Generalmusikdirektor Sloane beginnt 20. Saison in Bochum

Jürgen Boebers-Süßmann
Steven Sloane vor einem Werbe-Plakat  aus dem Jahr 1995.
Steven Sloane vor einem Werbe-Plakat aus dem Jahr 1995.
Foto: WAZ FotoPool / Ingo Otto
Am Wochenende beginnt mit dem 1. Sinfoniekonzert die neue Spielzeit für die Bochumer Symphoniker. Es ist die 20. Saison von Generalmusikdirektor Steven Sloane (56), der in zwei Jahrzehnten den überregionalen Ruf des Orchesters ebenso steigern konnte wie dessen künstlerische Qualität.

Bochum. Nach wie vor fühlt sich der US-Amerikaner in unserer Stadt sehr wohl; die Plakate „Please welcome Mr. Sloane“, die 1994 überall in Bochum hingen, wirken offenbar nach. Erst im Sommer hatte Sloane, der als VfL-Fan und Träger der Fiege-Bierkutschermütze längst zum „Bochum-Boy“ geworden ist, seinen Vertrag bis 2020 verlängert.

Als entscheidende Herausforderung der nächsten Jahre sieht Steven Sloane das Musikhaus, das als Spielstätte für die BoSy zu einer festen Größe im Kulturbetrieb des Ruhrgebiets werden soll. Die Fertigstellung ist für Sommer, die Eröffnung für Herbst 2015 fest geplant. Ein WAZ-Gespräch mit dem Generalmusikdirektor.

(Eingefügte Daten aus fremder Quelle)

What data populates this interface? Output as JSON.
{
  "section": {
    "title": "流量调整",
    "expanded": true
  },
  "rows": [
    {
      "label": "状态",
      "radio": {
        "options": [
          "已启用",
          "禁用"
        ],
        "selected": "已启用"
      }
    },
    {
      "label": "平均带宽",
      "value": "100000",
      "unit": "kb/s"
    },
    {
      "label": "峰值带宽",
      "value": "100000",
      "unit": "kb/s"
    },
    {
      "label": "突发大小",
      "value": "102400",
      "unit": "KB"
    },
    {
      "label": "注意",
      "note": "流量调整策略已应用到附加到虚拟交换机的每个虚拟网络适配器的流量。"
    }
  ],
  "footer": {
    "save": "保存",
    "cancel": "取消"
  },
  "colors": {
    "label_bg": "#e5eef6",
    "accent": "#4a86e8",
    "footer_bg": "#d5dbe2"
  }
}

Gestern war Ihr erster Arbeitstag nach dem Sommerurlaub, wie war’s?

Steven Sloane: Der Tag hätte nicht besser beginnen können. Als ich an der Viktoriastraße am Musikzentrum vorbeifuhr, hatte ich Freudentränen in den Augen, als ich sah, wie viel dort inzwischen passiert ist. Die Professionalität und der Einsatz, die ich sehe und bei allen Beteiligten erlebe, ist phänomenal.

Die neue Saison, die am Wochenende beginnt, wird ihre nunmehr 20. in Bochum sein. Mit welchen Gefühlen denken Sie an den Start 1994 zurück?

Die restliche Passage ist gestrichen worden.